Emirates has rejected an order from Heathrow that the airline must cancel flights to and from the west London airport to comply with a cap on passenger numbers.
The Dubai-based carrier said that on Wednesday it had been given 36 hours to comply with Heathrow's order, as the airport attempts to ensure it can operate without further travel delays during the summer travel peak.
Airlines and airports globally have struggled to cope this year with high demand after the lifting of pandemic travel restrictions because of staff shortages.
Heathrow argues that airline ground-handling teams are yet to recover sufficiently to cope with booking volumes.
Emirates, which operates six daily flights between Dubai and Heathrow alone, said: "LHR [London Heathrow] last evening gave us 36 hours to comply with capacity cuts, of a figure that appears to be plucked from thin air.
"Their communications not only dictated the specific flights on which we should throw
out paying passengers, but also threatened legal action for non-compliance.
"This is entirely unreasonable and unacceptable, and we reject these demands."
It added: "Until further notice, Emirates plans to operate as scheduled to and from LHR."
Heathrow announced this week that despite airlines' own cuts to flights - many under the government's slot amnesty - it was imposing its own cap that would limit departing passenger numbers to 100,000 a day until mid-September.
It amounts to a cut of 4,000 passengers.
Heathrow also pleaded with its airline "partners" to stop selling additional tickets to help with that effort and minimise the effect on passengers and their own operations.
The demand prompted a furious reaction from airlines, with the head of an industry body accusing Heathrow of attempting to maximise its profits at their expense.
That sentiment has been echoed by Virgin Atlantic while BA, which has taken full advantage of the slot amnesty, responded by agreeing to cut six further short haul flights daily.
Emirates added: "The bottom line is, the LHR management team are cavalier about travellers and their airline customers.
"All the signals of a strong travel rebound were there, and for months, Emirates has been publicly vocal about the matter.
"We planned ahead to get to a state of readiness to serve customers and travel demand, including rehiring and training 1,000 A380 pilots in the past year.
"LHR chose not to act, not to plan, not invest.
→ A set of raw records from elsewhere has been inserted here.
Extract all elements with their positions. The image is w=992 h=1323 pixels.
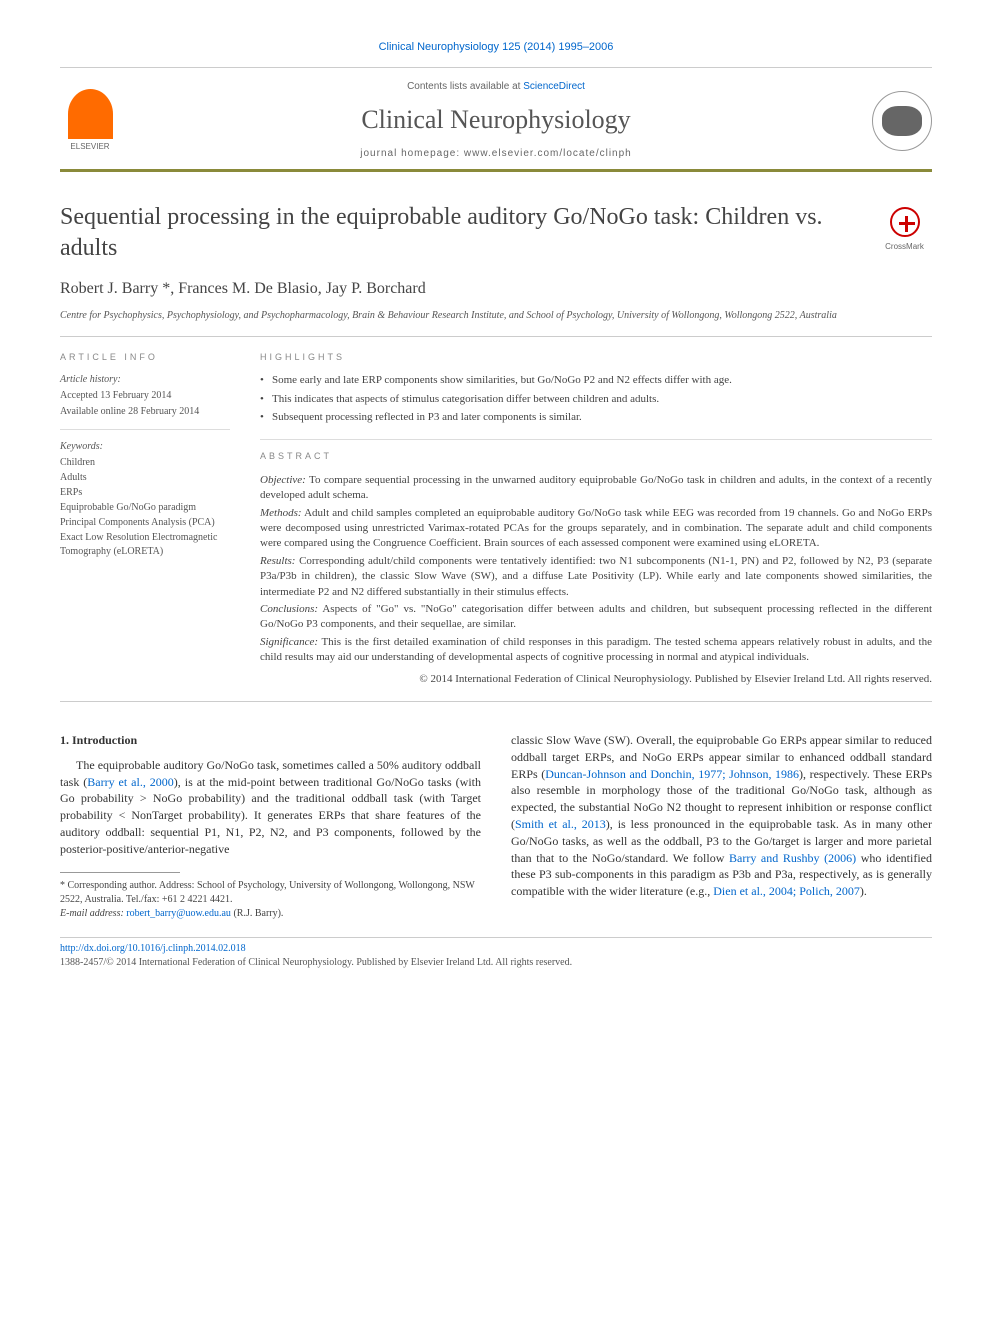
citation-link[interactable]: Barry and Rushby (2006) — [729, 851, 856, 865]
highlight-item: This indicates that aspects of stimulus … — [260, 392, 932, 407]
email-suffix: (R.J. Barry). — [231, 908, 284, 919]
highlight-item: Subsequent processing reflected in P3 an… — [260, 410, 932, 425]
conclusions-label: Conclusions: — [260, 603, 318, 615]
body-text-span: ). — [860, 884, 867, 898]
keyword: ERPs — [60, 486, 230, 500]
results-text: Corresponding adult/child components wer… — [260, 555, 932, 598]
article-info-sidebar: ARTICLE INFO Article history: Accepted 1… — [60, 351, 230, 687]
significance-label: Significance: — [260, 636, 318, 648]
history-label: Article history: — [60, 373, 230, 387]
authors: Robert J. Barry *, Frances M. De Blasio,… — [60, 278, 932, 300]
email-label: E-mail address: — [60, 908, 124, 919]
email-link[interactable]: robert_barry@uow.edu.au — [124, 908, 231, 919]
results-label: Results: — [260, 555, 295, 567]
keyword: Adults — [60, 471, 230, 485]
keywords-list: Children Adults ERPs Equiprobable Go/NoG… — [60, 456, 230, 559]
body-paragraph: classic Slow Wave (SW). Overall, the equ… — [511, 732, 932, 900]
homepage-prefix: journal homepage: — [360, 148, 464, 159]
article-title: Sequential processing in the equiprobabl… — [60, 202, 932, 264]
homepage-line: journal homepage: www.elsevier.com/locat… — [120, 147, 872, 161]
citation-link[interactable]: Smith et al., 2013 — [515, 817, 606, 831]
journal-logo — [872, 91, 932, 151]
methods-text: Adult and child samples completed an equ… — [260, 507, 932, 550]
intro-paragraph: The equiprobable auditory Go/NoGo task, … — [60, 757, 481, 858]
highlights-list: Some early and late ERP components show … — [260, 373, 932, 425]
copyright: © 2014 International Federation of Clini… — [260, 672, 932, 687]
objective-text: To compare sequential processing in the … — [260, 474, 932, 501]
intro-heading: 1. Introduction — [60, 732, 481, 749]
journal-title: Clinical Neurophysiology — [120, 102, 872, 138]
corresponding-author-footnote: * Corresponding author. Address: School … — [60, 879, 481, 907]
abstract-heading: ABSTRACT — [260, 450, 932, 463]
keywords-label: Keywords: — [60, 440, 230, 454]
keyword: Exact Low Resolution Electromagnetic Tom… — [60, 531, 230, 559]
crossmark-label: CrossMark — [877, 241, 932, 252]
citation-link[interactable]: Dien et al., 2004; Polich, 2007 — [713, 884, 860, 898]
citation-link[interactable]: Duncan-Johnson and Donchin, 1977; Johnso… — [545, 767, 799, 781]
elsevier-logo[interactable]: ELSEVIER — [60, 86, 120, 156]
keyword: Principal Components Analysis (PCA) — [60, 516, 230, 530]
crossmark-icon — [890, 207, 920, 237]
elsevier-label: ELSEVIER — [70, 141, 109, 152]
online-date: Available online 28 February 2014 — [60, 405, 230, 419]
contents-line: Contents lists available at ScienceDirec… — [120, 80, 872, 94]
accepted-date: Accepted 13 February 2014 — [60, 389, 230, 403]
affiliation: Centre for Psychophysics, Psychophysiolo… — [60, 309, 932, 322]
objective-label: Objective: — [260, 474, 306, 486]
highlights-heading: HIGHLIGHTS — [260, 351, 932, 364]
contents-prefix: Contents lists available at — [407, 81, 523, 92]
abstract-text: Objective: To compare sequential process… — [260, 473, 932, 666]
doi-link[interactable]: http://dx.doi.org/10.1016/j.clinph.2014.… — [60, 937, 932, 956]
issn-copyright: 1388-2457/© 2014 International Federatio… — [60, 956, 932, 970]
homepage-url[interactable]: www.elsevier.com/locate/clinph — [464, 148, 632, 159]
elsevier-tree-icon — [68, 89, 113, 139]
methods-label: Methods: — [260, 507, 302, 519]
keyword: Equiprobable Go/NoGo paradigm — [60, 501, 230, 515]
header-box: ELSEVIER Contents lists available at Sci… — [60, 67, 932, 171]
body-column-right: classic Slow Wave (SW). Overall, the equ… — [511, 732, 932, 921]
conclusions-text: Aspects of "Go" vs. "NoGo" categorisatio… — [260, 603, 932, 630]
significance-text: This is the first detailed examination o… — [260, 636, 932, 663]
body-column-left: 1. Introduction The equiprobable auditor… — [60, 732, 481, 921]
highlight-item: Some early and late ERP components show … — [260, 373, 932, 388]
header-citation: Clinical Neurophysiology 125 (2014) 1995… — [60, 40, 932, 55]
email-footnote: E-mail address: robert_barry@uow.edu.au … — [60, 907, 481, 921]
corr-label: * Corresponding author. — [60, 880, 157, 891]
journal-logo-icon — [882, 106, 922, 136]
article-info-heading: ARTICLE INFO — [60, 351, 230, 364]
keyword: Children — [60, 456, 230, 470]
citation-link[interactable]: Barry et al., 2000 — [87, 775, 174, 789]
crossmark-badge[interactable]: CrossMark — [877, 207, 932, 252]
sciencedirect-link[interactable]: ScienceDirect — [523, 81, 585, 92]
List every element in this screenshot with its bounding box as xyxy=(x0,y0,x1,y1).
Now faced with an 'airmageddon' situation due to their incompetence and non-action, they are pushing the entire burden - of costs and the scramble to sort the mess - to airlines and travellers.
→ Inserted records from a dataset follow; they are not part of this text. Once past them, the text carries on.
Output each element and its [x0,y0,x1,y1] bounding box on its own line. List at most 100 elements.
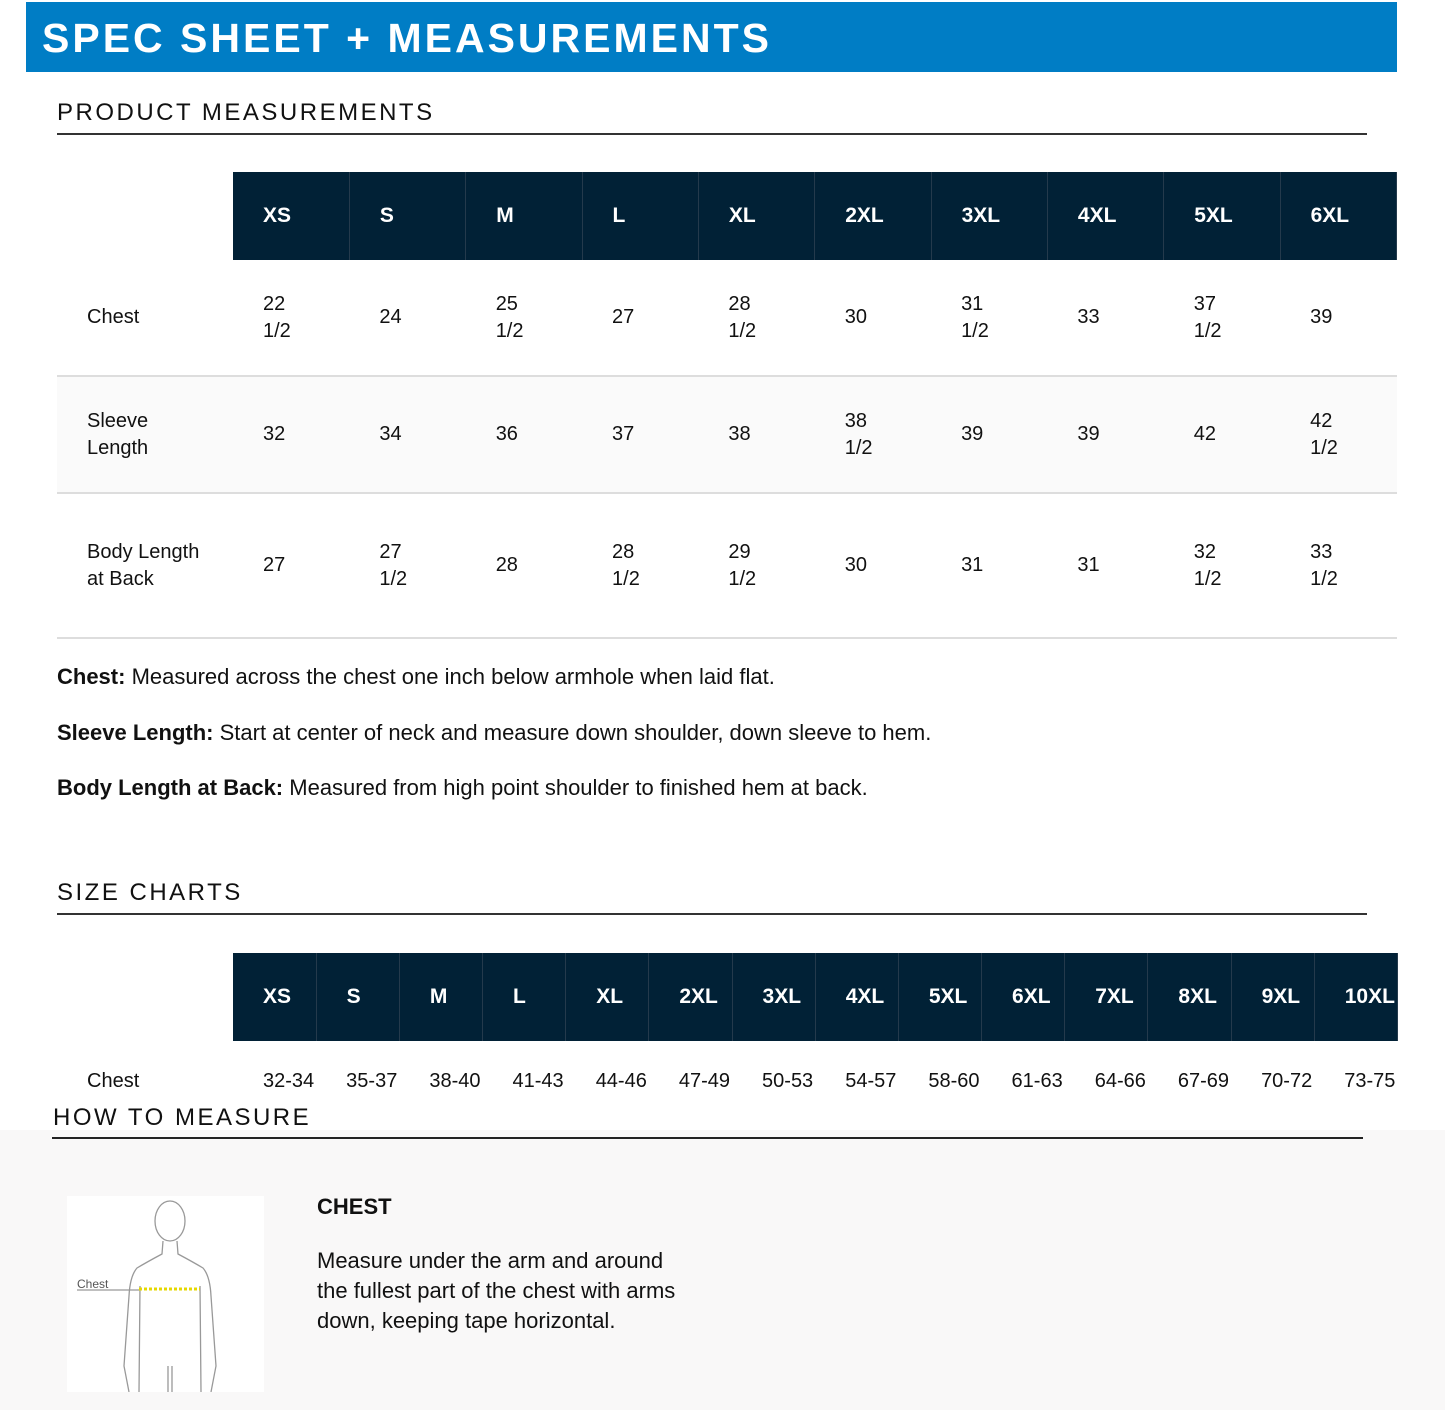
size-header: S [316,953,400,1041]
empty-corner [57,172,233,260]
size-chart-table: XS S M L XL 2XL 3XL 4XL 5XL 6XL 7XL 8XL 9XL 10XL Ches… [57,953,1399,1103]
cell-value: 44-46 [595,1069,647,1092]
note-body-length: Body Length at Back: Measured from high … [57,775,868,801]
row-label: Body Length at Back [57,493,233,639]
cell-value: 22 1/2 [233,260,350,377]
size-header: 4XL [815,953,899,1041]
cell-value: 32 1/2 [1163,493,1281,639]
size-header: XS [233,172,350,260]
cell-value: 70-72 [1261,1069,1313,1092]
size-header: XL [565,953,650,1041]
cell-value: 50-53 [762,1069,814,1092]
note-text: Start at center of neck and measure down… [213,720,932,745]
size-header: 6XL [981,953,1066,1041]
note-term: Sleeve Length: [57,720,214,745]
divider [52,1137,1363,1139]
cell-value: 34 [349,376,466,494]
size-header: 2XL [648,953,733,1041]
size-header: 6XL [1280,172,1398,260]
size-charts-heading: SIZE CHARTS [57,879,243,906]
cell-value: 42 [1163,376,1281,494]
cell-value: 38 [698,376,815,494]
size-header: L [482,953,567,1041]
cell-value: 54-57 [845,1069,897,1092]
cell-value: 28 1/2 [698,260,815,377]
cell-value: 64-66 [1094,1069,1146,1092]
empty-corner [57,953,233,1041]
cell-value: 31 1/2 [931,260,1048,377]
cell-value: 33 [1047,260,1164,377]
table-row: Sleeve Length 32 34 36 37 38 38 1/2 39 39 42 42 1/… [57,376,1397,494]
size-chart-wrapper: XS S M L XL 2XL 3XL 4XL 5XL 6XL 7XL 8XL 9XL 10XL Ches… [0,953,1445,1103]
cell-value: 27 [582,260,699,377]
cell-value: 39 [1047,376,1164,494]
size-header: 8XL [1147,953,1232,1041]
cell-value: 36 [465,376,583,494]
row-label: Chest [57,260,233,377]
cell-value: 41-43 [512,1069,564,1092]
table-row: Body Length at Back 27 27 1/2 28 28 1/2 29 1/… [57,493,1397,639]
cell-value: 73-75 [1344,1069,1396,1092]
page-title-banner: SPEC SHEET + MEASUREMENTS [26,2,1397,72]
size-header: M [399,953,484,1041]
chest-measure-figure: Chest [67,1196,264,1393]
cell-value: 35-37 [346,1069,398,1092]
cell-value: 47-49 [678,1069,731,1092]
body-outline-icon: Chest [77,1200,217,1393]
cell-value: 61-63 [1011,1069,1063,1092]
cell-value: 28 1/2 [582,493,699,639]
cell-value: 37 [582,376,699,494]
divider [57,913,1367,915]
size-header: XS [233,953,317,1041]
note-term: Body Length at Back: [57,775,284,800]
cell-value: 31 [931,493,1048,639]
cell-value: 42 1/2 [1280,376,1397,494]
chest-title: CHEST [317,1194,392,1219]
size-header: L [582,172,699,260]
cell-value: 28 [465,493,583,639]
size-header: 4XL [1047,172,1165,260]
cell-value: 33 1/2 [1280,493,1397,639]
cell-value: 37 1/2 [1163,260,1281,377]
size-header: S [349,172,467,260]
size-header: XL [698,172,816,260]
divider [57,133,1367,135]
table-row: Chest 32-34 35-37 38-40 41-43 44-46 47-49 50-53… [57,1041,1398,1103]
cell-value: 38 1/2 [814,376,932,494]
note-sleeve: Sleeve Length: Start at center of neck a… [57,720,931,746]
cell-value: 29 1/2 [698,493,815,639]
cell-value: 25 1/2 [465,260,583,377]
size-header: 5XL [1163,172,1281,260]
cell-value: 27 [233,493,350,639]
cell-value: 58-60 [928,1069,980,1092]
cell-value: 38-40 [429,1069,481,1092]
size-header: 9XL [1231,953,1315,1041]
size-header: 7XL [1064,953,1149,1041]
cell-value: 30 [814,493,932,639]
note-text: Measured from high point shoulder to fin… [283,775,868,800]
note-text: Measured across the chest one inch below… [125,664,775,689]
size-header: 10XL [1314,953,1399,1041]
how-to-measure-heading: HOW TO MEASURE [53,1104,312,1131]
cell-value: 30 [814,260,932,377]
note-chest: Chest: Measured across the chest one inc… [57,664,775,690]
cell-value: 32-34 [263,1069,315,1092]
cell-value: 67-69 [1177,1069,1230,1092]
cell-value: 27 1/2 [349,493,466,639]
size-header: 2XL [814,172,932,260]
cell-value: 24 [349,260,466,377]
size-header: M [465,172,583,260]
size-header: 3XL [732,953,816,1041]
product-measurements-heading: PRODUCT MEASUREMENTS [57,99,435,126]
cell-value: 31 [1047,493,1164,639]
chest-instructions: Measure under the arm and around the ful… [317,1248,676,1333]
cell-value: 39 [1280,260,1397,377]
cell-value: 32 [233,376,350,494]
size-header: 3XL [931,172,1048,260]
table-row: Chest 22 1/2 24 25 1/2 27 28 1/2 30 31 1/2 33 37 … [57,260,1397,377]
product-measurements-table: XS S M L XL 2XL 3XL 4XL 5XL 6XL Chest 22 1/2 24 25 1… [57,172,1398,639]
cell-value: 39 [931,376,1048,494]
note-term: Chest: [57,664,126,689]
figure-label: Chest [77,1277,109,1291]
row-label: Chest [87,1069,140,1092]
"The shareholders of London Heathrow should scrutinise the decisions of the LHR management team."
Heathrow said its cap was linked to shortages within airline ground-handling teams operating at 70% of normal capacity when demand stood at up to 85%.
"For months we have asked airlines to help come up with a plan to solve their resourcing challenges", the airport said, "but no clear plans were forthcoming and with each passing day the problem got worse.
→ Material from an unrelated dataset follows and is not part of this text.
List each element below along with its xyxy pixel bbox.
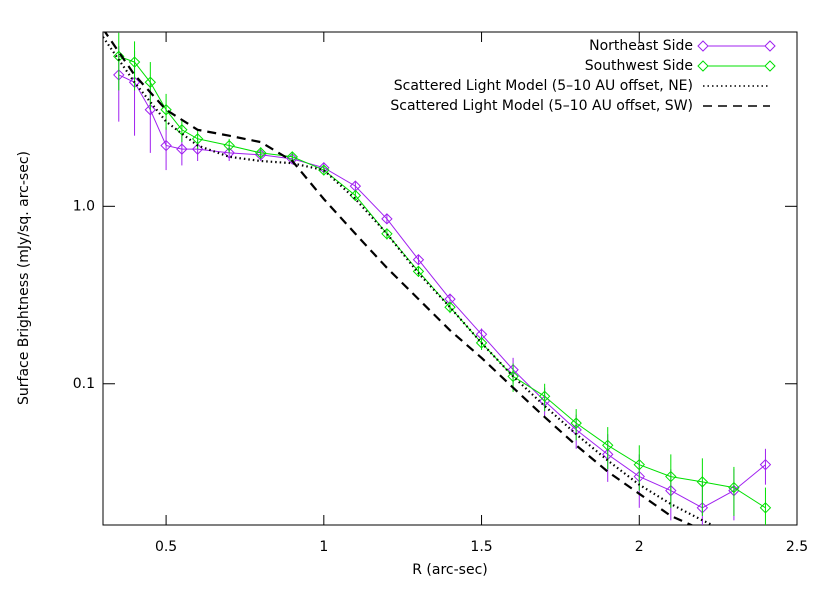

"We had no choice but to take the difficult decision to impose a capacity cap designed to give passengers a better, more reliable journey and to keep everyone working at the airport safe.
"We have tried to be as supportive as possible to airlines and our 100k cap on daily departing passengers is significantly higher than the 64k cap at Schiphol.
"It would be disappointing if instead of working together, any airline would want to put profit ahead a safe and reliable passenger journey."